De Bissau conheci muito pouco. Apenas o Pilão, e neste Os Dez Quartos, um palácio do Prazer. Era o local ideal para um sexólogo, pois tendo todos os quartos o mesmo tecto e paredes incompletas, ouviam-se os murmúrios, os gritos, os ais e os uis, deles e delas, em plena actividade. Sempre que lá fui, abstraí-me um pouco da minha função e dediquei-me à escuta, tentando até catalogar os clientes por posto, ramo, forma, jeito, velocidade e desempenho.

A noite de véspera do meu regresso foi lá passada. Que melhor despedida podia eu, então, ter programado?

Para sempre ficou marcada na memória a cena dessa noite. No chão a ressonar e de pistola à cinta, um grande fuzileiro e, encostado a ele, todo enrolado em panos, um bebé. Na cama, ela, semi-adormecida, ordenando uma actuação silenciosa...

Esta a minha última imagem da Guerra e da Guiné, a qual merecia, penso, um Postal Ilustrado. Naquele dia comprara para os meus sobrinhos um pijama chinês e uma boneca. Pois não é que lá deixei o respectivo embrulho ?!...

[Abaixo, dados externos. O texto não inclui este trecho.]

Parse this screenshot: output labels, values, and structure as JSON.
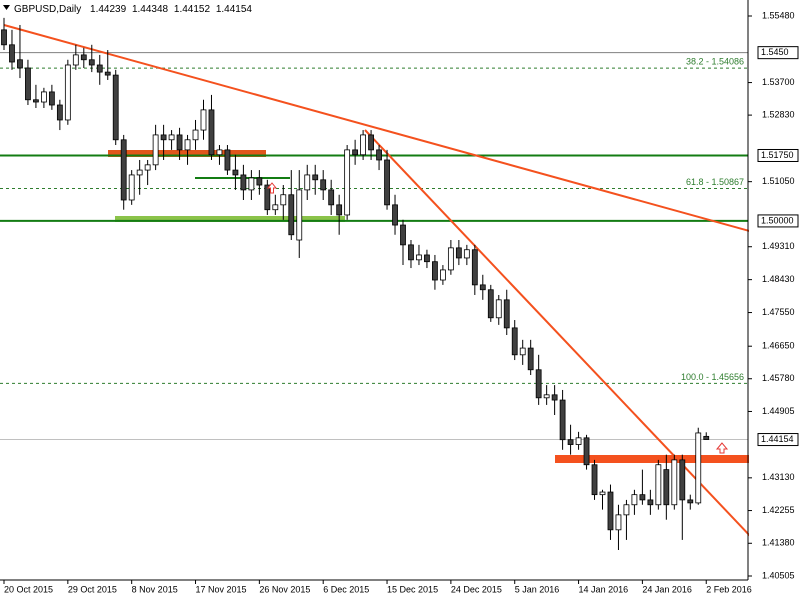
{
  "chart_data": {
    "type": "candlestick",
    "title": "GBPUSD,Daily",
    "categories": [
      "20 Oct 2015",
      null,
      null,
      null,
      null,
      null,
      null,
      null,
      "29 Oct 2015",
      null,
      null,
      null,
      null,
      null,
      null,
      null,
      "8 Nov 2015",
      null,
      null,
      null,
      null,
      null,
      null,
      null,
      "17 Nov 2015",
      null,
      null,
      null,
      null,
      null,
      null,
      null,
      "26 Nov 2015",
      null,
      null,
      null,
      null,
      null,
      null,
      null,
      "6 Dec 2015",
      null,
      null,
      null,
      null,
      null,
      null,
      null,
      "15 Dec 2015",
      null,
      null,
      null,
      null,
      null,
      null,
      null,
      "24 Dec 2015",
      null,
      null,
      null,
      null,
      null,
      null,
      null,
      "5 Jan 2016",
      null,
      null,
      null,
      null,
      null,
      null,
      null,
      "14 Jan 2016",
      null,
      null,
      null,
      null,
      null,
      null,
      null,
      "24 Jan 2016",
      null,
      null,
      null,
      null,
      null,
      null,
      null,
      "2 Feb 2016"
    ],
    "open": [
      1.5511,
      1.5471,
      1.5431,
      1.5409,
      1.5324,
      1.5318,
      1.5345,
      1.531,
      1.527,
      1.5417,
      1.5444,
      1.5431,
      1.5417,
      1.5398,
      1.539,
      1.5217,
      1.5056,
      1.5123,
      1.5136,
      1.515,
      1.523,
      1.5217,
      1.523,
      1.519,
      1.5217,
      1.5243,
      1.5297,
      1.5177,
      1.519,
      1.5136,
      1.5123,
      1.5083,
      1.5115,
      1.5096,
      1.503,
      1.5043,
      1.507,
      1.4949,
      1.5083,
      1.5123,
      1.511,
      1.5083,
      1.5043,
      1.5016,
      1.519,
      1.5177,
      1.523,
      1.519,
      1.5163,
      1.5043,
      1.4989,
      1.4936,
      1.4896,
      1.4909,
      1.4891,
      1.4842,
      1.4869,
      1.4928,
      1.4901,
      1.4923,
      1.4829,
      1.4816,
      1.4741,
      1.4789,
      1.4714,
      1.4642,
      1.466,
      1.4602,
      1.4527,
      1.4535,
      1.4521,
      1.4415,
      1.4402,
      1.442,
      1.4348,
      1.4268,
      1.4275,
      1.4174,
      1.4214,
      1.4241,
      1.4268,
      1.4254,
      1.4241,
      1.4335,
      1.4241,
      1.4361,
      1.4254,
      1.4246,
      1.44239
    ],
    "high": [
      1.5543,
      1.5511,
      1.5524,
      1.5431,
      1.5364,
      1.5356,
      1.5364,
      1.5324,
      1.5431,
      1.5471,
      1.5463,
      1.5471,
      1.5444,
      1.5457,
      1.5404,
      1.523,
      1.5136,
      1.5163,
      1.5163,
      1.5257,
      1.5257,
      1.5243,
      1.5249,
      1.523,
      1.527,
      1.5324,
      1.5337,
      1.5203,
      1.5203,
      1.5177,
      1.515,
      1.5136,
      1.5136,
      1.511,
      1.507,
      1.5096,
      1.5136,
      1.5136,
      1.515,
      1.515,
      1.5136,
      1.511,
      1.507,
      1.5203,
      1.5217,
      1.5243,
      1.5243,
      1.5203,
      1.519,
      1.507,
      1.5003,
      1.4949,
      1.4936,
      1.4923,
      1.4909,
      1.4882,
      1.4949,
      1.4949,
      1.4936,
      1.4936,
      1.4856,
      1.4829,
      1.4802,
      1.4816,
      1.4735,
      1.4682,
      1.4682,
      1.4642,
      1.4561,
      1.4561,
      1.4548,
      1.4455,
      1.4436,
      1.4428,
      1.4361,
      1.4281,
      1.4295,
      1.4241,
      1.4254,
      1.4281,
      1.4335,
      1.4281,
      1.4361,
      1.4375,
      1.4375,
      1.4375,
      1.4268,
      1.4447,
      1.44348
    ],
    "low": [
      1.5457,
      1.5404,
      1.5382,
      1.531,
      1.5302,
      1.5302,
      1.5297,
      1.5243,
      1.5257,
      1.5404,
      1.5409,
      1.5398,
      1.5364,
      1.5377,
      1.5203,
      1.503,
      1.5043,
      1.507,
      1.5096,
      1.5136,
      1.5163,
      1.519,
      1.5163,
      1.515,
      1.519,
      1.5217,
      1.5163,
      1.515,
      1.5123,
      1.5083,
      1.5056,
      1.5056,
      1.507,
      1.5016,
      1.5016,
      1.5003,
      1.4949,
      1.4901,
      1.5056,
      1.507,
      1.5056,
      1.5016,
      1.4963,
      1.5003,
      1.515,
      1.5163,
      1.5163,
      1.5136,
      1.503,
      1.4963,
      1.4882,
      1.4874,
      1.4882,
      1.4874,
      1.4816,
      1.4829,
      1.4856,
      1.4882,
      1.4882,
      1.4802,
      1.4789,
      1.473,
      1.4722,
      1.4695,
      1.4628,
      1.4615,
      1.4588,
      1.4508,
      1.4508,
      1.4481,
      1.4388,
      1.4375,
      1.4388,
      1.4335,
      1.4254,
      1.4228,
      1.4147,
      1.412,
      1.4147,
      1.4214,
      1.4241,
      1.4214,
      1.4228,
      1.4201,
      1.4228,
      1.4147,
      1.4228,
      1.4241,
      1.44152
    ],
    "close": [
      1.5471,
      1.5425,
      1.5409,
      1.5324,
      1.5318,
      1.5345,
      1.531,
      1.527,
      1.5417,
      1.5444,
      1.5431,
      1.5417,
      1.5398,
      1.539,
      1.5217,
      1.5056,
      1.5123,
      1.5136,
      1.515,
      1.523,
      1.5217,
      1.523,
      1.519,
      1.5217,
      1.5243,
      1.5297,
      1.5177,
      1.519,
      1.5136,
      1.5123,
      1.5083,
      1.5115,
      1.5096,
      1.503,
      1.5043,
      1.507,
      1.4963,
      1.5083,
      1.5123,
      1.511,
      1.5083,
      1.5043,
      1.5016,
      1.519,
      1.5177,
      1.523,
      1.519,
      1.5163,
      1.5043,
      1.4989,
      1.4936,
      1.4896,
      1.4909,
      1.4891,
      1.4842,
      1.4869,
      1.4928,
      1.4901,
      1.4923,
      1.4829,
      1.4816,
      1.4741,
      1.4789,
      1.4714,
      1.4642,
      1.466,
      1.4602,
      1.4527,
      1.4535,
      1.4521,
      1.4415,
      1.4402,
      1.442,
      1.4348,
      1.4268,
      1.4275,
      1.4174,
      1.4214,
      1.4241,
      1.4268,
      1.4254,
      1.4241,
      1.4348,
      1.4241,
      1.4361,
      1.4254,
      1.4246,
      1.4433,
      1.44154
    ],
    "up_color": "#ffffff",
    "down_color": "#404040",
    "ylim": [
      1.40398,
      1.55908
    ],
    "yticks": [
      {
        "value": 1.5548,
        "label": "1.55480"
      },
      {
        "value": 1.537,
        "label": "1.53700"
      },
      {
        "value": 1.5283,
        "label": "1.52830"
      },
      {
        "value": 1.5105,
        "label": "1.51050"
      },
      {
        "value": 1.4931,
        "label": "1.49310"
      },
      {
        "value": 1.4843,
        "label": "1.48430"
      },
      {
        "value": 1.4755,
        "label": "1.47550"
      },
      {
        "value": 1.4665,
        "label": "1.46650"
      },
      {
        "value": 1.4578,
        "label": "1.45780"
      },
      {
        "value": 1.44905,
        "label": "1.44905"
      },
      {
        "value": 1.4313,
        "label": "1.43130"
      },
      {
        "value": 1.42255,
        "label": "1.42255"
      },
      {
        "value": 1.4138,
        "label": "1.41380"
      },
      {
        "value": 1.40505,
        "label": "1.40505"
      }
    ],
    "levels": [
      {
        "value": 1.545,
        "label": "1.5450",
        "color": "#808080"
      },
      {
        "value": 1.5175,
        "label": "1.51750",
        "color": "#137c13"
      },
      {
        "value": 1.5,
        "label": "1.50000",
        "color": "#137c13"
      }
    ],
    "fib_levels": [
      {
        "value": 1.54086,
        "label": "38.2 - 1.54086"
      },
      {
        "value": 1.50867,
        "label": "61.8 - 1.50867"
      },
      {
        "value": 1.45656,
        "label": "100.0 - 1.45656"
      }
    ],
    "fib_color": "#2e7d2e"
  }
}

Em Julho de 2004, fui a Bissau e muito estranhou o Senhor Reitor, que eu quisesse visitar o Cupilon. Mas quis. E visitei. E lá permaneci a olhar as mulheres e os homens. Qual delas terá brincado com a boneca? Qual deles terá usado o pijama? Ter-me-ei mesmo esquecido do embrulho? Ou, sem total consciência, ofereci na altura duas prendas ao Futuro?

Jorge Cabral

Sobre o Pilão (que era ponto de visita obrigatório no roteiro de Bissai...) temos "apenas" 10... referências. Todos lá fomos, mas poucos escrevem sobre essas operações (em geral nocturnas e pacíficas...) ao Pilão, Cupilão, ou Cupilom...

Como vês, é pouco... O sexo (e a morte) continua a ser um tabu na nossa civilização judaico-cristã, meu caro Belo.

Luis Faria disse...

Caro amigo Câmara

Abordaste um assunto talvez com interesse bastante, mas ao mesmo tempo com muitas susceptibilidades nas possiveis várias abordagens, por força subjectivas,ao tempo,julgo.
O tema poderá "animar"estas páginas,mas...!
Um abraço
Luis Faria

Hélder Valério disse...

Caro camarada José da Câmara

Louvo aqui a tua coragem na divulgação desta história. Excelente!
E necessária.

Abraço
Hélder S.

Anónimo disse...

Caro amigo José Câmara.
Faço minhas as palavras do Hélder Valério.
Um abraço,
Carlos Cordeiro

Anónimo disse...

Caro camarada J.Belo
vou explicar o que é o sesso,perdão o sexo.
explicarei ..era uma vez uma flor e uma abelha ..a abelha..não.
Recomeçarei.. a Afrodite era a deusa do amor..perdão do sesso..sexo..e era muito libidinosa daí o termo ..afrodisíaco..bem.. continuemos..o que é que eu queria explicar...esqueci-me..peço desculpa..talvez aí na Suécia..terra de moças loi..ras mas não burras..
Um alfa bravo

C.Martins

Anónimo disse...

Caro Amigo e Camarada C.Martins. Fiquei ainda,se possível,mais "baralhado",mas creio que,praticando,lá acabarei por chegar...um dia!?.Comeco(só agora!)a compreender o que é que as tais loiras(lindas!lindas!lindas!),e...muito dadas...têm INSINUADO(!) durante estes 36 anos que por aqui tenho andado a...ver abelhas,colher flores,e a ler as obras (täo escandalosamente pornográficas dos Clássicos Gregos..(Vá de retro satanás!) Um grande abraco amigo.